Wie auch schon das bekannte Sprichwort sagt, „Wo gehobelt wird, fallen Späne". Wer jeden Tag acht Stunden und länger an seinem Schreibtisch sitzt und arbeitet, hinterlässt zwangsläufig Spuren. Ob beim Radieren, lochen oder heften, Schmutz und Müll bilden sich in den meisten Arbeitssituationen. Außerdem ist es bei täglichem Stress und Hektik manchmal nicht so einfach, dem Chaos Herr zu werden.
Dabei sollte die tägliche Büroreinigung, wie sie beispielsweise von der A&G Gebaeudereinigung vorgenommen wird, und die Ordnung am Arbeitsplatz doch weit oben auf der Prioritätenliste stehen. Nicht nur durch die Reinigungskraft, die im Übrigen in den meisten Büros keine Schreibtische aufräumen darf, sondern auch durch den Arbeiter selbst, sollte dies erfolgen. Denn ein sauberes und ordentliches Büro hilft dabei, den Überblick zu behalten – und sorgt auch für einen guten Eindruck bei Kunden. Kein Besucher möchte ein Büro betreten, in dem sich Berge von Papieren stapeln, Essensreste von der Mittagspause liegen oder leere Kartons im Weg herum stehen. Und auch der Chef wird froh darüber sein, wenn die Geschäftsräume ein gutes Aushängeschild sind und kein übel riechender Geruch in der Luft liegt.

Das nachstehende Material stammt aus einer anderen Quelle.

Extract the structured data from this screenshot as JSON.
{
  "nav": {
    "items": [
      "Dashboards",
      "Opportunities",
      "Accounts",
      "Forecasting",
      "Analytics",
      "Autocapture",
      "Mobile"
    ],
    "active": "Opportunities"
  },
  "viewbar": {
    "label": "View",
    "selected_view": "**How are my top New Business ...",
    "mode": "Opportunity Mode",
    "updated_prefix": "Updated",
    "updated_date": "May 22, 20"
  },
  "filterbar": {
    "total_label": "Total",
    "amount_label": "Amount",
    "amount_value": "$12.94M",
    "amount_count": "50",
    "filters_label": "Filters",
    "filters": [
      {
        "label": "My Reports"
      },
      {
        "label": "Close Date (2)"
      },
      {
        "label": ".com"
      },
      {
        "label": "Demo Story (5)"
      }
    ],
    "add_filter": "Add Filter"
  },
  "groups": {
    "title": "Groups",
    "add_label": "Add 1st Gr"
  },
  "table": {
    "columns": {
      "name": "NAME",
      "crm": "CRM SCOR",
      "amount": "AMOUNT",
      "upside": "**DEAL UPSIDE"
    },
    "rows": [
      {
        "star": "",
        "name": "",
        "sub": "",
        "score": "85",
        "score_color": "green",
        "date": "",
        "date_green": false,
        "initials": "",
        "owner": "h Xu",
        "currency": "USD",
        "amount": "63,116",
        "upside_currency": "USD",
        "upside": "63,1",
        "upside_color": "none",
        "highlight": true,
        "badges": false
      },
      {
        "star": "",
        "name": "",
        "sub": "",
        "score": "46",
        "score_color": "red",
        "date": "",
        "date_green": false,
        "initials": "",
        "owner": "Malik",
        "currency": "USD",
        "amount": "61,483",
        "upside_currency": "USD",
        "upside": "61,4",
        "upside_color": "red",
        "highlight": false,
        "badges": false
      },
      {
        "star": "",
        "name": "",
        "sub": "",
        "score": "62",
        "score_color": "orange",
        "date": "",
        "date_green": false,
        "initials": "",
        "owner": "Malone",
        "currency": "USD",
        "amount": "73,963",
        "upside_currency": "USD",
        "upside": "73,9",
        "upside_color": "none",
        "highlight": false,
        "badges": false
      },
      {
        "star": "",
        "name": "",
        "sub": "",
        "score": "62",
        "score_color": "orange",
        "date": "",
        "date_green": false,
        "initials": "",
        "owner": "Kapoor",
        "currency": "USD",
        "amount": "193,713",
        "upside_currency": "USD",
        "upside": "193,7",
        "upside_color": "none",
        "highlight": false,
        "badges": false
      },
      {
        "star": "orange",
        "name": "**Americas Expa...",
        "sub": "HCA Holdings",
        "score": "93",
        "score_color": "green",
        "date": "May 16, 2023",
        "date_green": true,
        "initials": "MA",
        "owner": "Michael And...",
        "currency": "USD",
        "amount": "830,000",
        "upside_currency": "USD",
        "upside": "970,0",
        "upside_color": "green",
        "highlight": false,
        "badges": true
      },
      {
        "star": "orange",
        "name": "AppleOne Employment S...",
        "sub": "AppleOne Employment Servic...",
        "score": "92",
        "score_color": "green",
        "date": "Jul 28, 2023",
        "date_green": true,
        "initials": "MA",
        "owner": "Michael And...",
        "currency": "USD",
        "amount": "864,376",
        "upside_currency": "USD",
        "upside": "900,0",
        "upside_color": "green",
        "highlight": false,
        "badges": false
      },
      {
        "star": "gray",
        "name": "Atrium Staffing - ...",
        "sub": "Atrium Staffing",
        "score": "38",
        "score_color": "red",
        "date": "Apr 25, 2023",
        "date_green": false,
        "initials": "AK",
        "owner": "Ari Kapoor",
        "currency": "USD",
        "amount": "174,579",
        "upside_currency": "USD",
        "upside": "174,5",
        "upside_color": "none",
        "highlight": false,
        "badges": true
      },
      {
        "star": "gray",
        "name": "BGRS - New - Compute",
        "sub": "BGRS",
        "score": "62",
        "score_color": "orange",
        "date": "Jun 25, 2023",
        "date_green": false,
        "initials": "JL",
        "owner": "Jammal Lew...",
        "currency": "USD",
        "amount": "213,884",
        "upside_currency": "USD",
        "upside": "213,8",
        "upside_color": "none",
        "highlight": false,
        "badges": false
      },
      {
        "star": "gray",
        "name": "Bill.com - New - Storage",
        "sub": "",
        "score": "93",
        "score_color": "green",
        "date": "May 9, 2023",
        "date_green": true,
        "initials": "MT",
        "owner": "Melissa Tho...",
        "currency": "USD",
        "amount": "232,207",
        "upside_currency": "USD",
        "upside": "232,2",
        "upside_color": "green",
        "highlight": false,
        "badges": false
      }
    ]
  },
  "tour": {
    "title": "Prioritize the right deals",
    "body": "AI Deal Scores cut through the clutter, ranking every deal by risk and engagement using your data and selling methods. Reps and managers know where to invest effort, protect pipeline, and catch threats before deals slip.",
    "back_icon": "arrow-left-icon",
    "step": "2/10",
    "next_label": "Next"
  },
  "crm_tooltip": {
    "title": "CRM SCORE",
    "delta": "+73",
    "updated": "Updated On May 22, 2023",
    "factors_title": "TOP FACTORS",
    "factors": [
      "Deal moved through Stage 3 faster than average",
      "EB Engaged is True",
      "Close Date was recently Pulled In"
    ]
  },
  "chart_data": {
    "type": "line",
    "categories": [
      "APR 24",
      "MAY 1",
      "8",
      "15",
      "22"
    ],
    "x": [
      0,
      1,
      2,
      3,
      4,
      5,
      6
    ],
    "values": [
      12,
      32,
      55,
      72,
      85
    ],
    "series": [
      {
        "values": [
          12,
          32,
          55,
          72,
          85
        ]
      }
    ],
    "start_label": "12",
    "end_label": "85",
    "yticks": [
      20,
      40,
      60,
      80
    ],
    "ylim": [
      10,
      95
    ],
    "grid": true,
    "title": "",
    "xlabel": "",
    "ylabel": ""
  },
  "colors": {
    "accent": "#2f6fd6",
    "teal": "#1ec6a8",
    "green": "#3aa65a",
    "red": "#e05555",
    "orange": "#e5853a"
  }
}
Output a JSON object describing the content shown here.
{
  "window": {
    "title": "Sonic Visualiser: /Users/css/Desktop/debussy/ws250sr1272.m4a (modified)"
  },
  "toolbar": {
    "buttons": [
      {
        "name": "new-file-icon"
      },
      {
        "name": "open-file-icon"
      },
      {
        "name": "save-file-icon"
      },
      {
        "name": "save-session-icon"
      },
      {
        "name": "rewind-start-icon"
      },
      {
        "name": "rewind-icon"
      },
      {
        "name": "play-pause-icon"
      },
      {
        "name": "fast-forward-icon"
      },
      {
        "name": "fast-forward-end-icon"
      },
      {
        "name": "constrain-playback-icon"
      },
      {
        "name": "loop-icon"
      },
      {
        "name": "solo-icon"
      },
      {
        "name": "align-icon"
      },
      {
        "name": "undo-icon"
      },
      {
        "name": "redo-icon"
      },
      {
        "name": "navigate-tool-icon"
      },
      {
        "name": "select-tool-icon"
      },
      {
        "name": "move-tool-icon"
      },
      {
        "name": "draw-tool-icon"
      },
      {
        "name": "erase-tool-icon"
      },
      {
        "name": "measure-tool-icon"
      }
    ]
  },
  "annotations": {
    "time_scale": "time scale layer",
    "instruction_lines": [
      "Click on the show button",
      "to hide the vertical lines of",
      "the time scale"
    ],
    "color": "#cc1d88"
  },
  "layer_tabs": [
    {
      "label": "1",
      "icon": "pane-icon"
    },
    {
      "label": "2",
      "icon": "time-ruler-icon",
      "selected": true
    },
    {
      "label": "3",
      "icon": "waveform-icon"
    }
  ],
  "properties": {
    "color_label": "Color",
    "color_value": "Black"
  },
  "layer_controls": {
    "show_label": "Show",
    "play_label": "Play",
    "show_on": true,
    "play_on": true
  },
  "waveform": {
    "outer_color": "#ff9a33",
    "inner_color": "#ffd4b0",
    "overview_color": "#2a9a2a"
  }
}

Außerdem ist die Voraussetzung für die Verbreitung von Bakterien und Keimen besonders dort gegeben, wo sich viele Menschen aufhalten - in einigen Unternehmen teilen sich teilweise über 20 Menschen ein Großraumbüro; und ein paar Mal am Tag das Büro zu lüften reicht leider nicht aus.
Dabei können einfache Tipps und Tricks dafür sorgen, dass der Arbeitsplatz sauber ist und bleibt. Eine bekannte Methode ist die der 5S. Dabei handelt es sich um fünf Schritte, die zu Sauberkeit und Ordnung führen, angefangen mit dem Aussortieren: Alle Dinge, die am Arbeitsplatz nicht benötigt werden, gehören zum Beispiel in den Schrank oder ins Schubfach. Der Schreibtisch ist nunmehr aufgeräumt und übersichtlich. Dies spart außerdem Zeit beim Suchen. Im zweiten Schritt, dem Systematisieren, bekommt jeder Gegenstand seinen festen Platz, also alles, was griffbereit sein muss. Der Kugelschreiber gehört in den Köcher und die Akten in einen Aktenschrank. Der Arbeitsplatz wird so sinnvoll eingerichtet und Dinge können schneller gefunden und genutzt werden. Als Nächstes heißt es: Saubermachen. Alles wird gereinigt und von Schmutz befreit. Dabei sollten auch Geräte kontrolliert werden. Hat der Drucker genug Papier? Muss der Toner mal wieder ausgetauscht werden? Anschließend wird standardisiert, das heißt, dass Beschriftungen oder Kennzeichnungen angebracht werden, auch für andere Mitarbeiter, so weiß jeder, wo etwas hingehört. Im letzten Schritt wird Selbstdisziplin geübt. Wird alles so eingehalten? Kann etwas verbessert werden? Die 5S-Methode ist kein Projekt, sondern vielmehr ein Ordnungssystem, das jederzeit angewendet werden sollte. Mit dieser Methode wird die Büroreinigung zum Kinderspiel und dem Chaos wird der Kampf angesagt.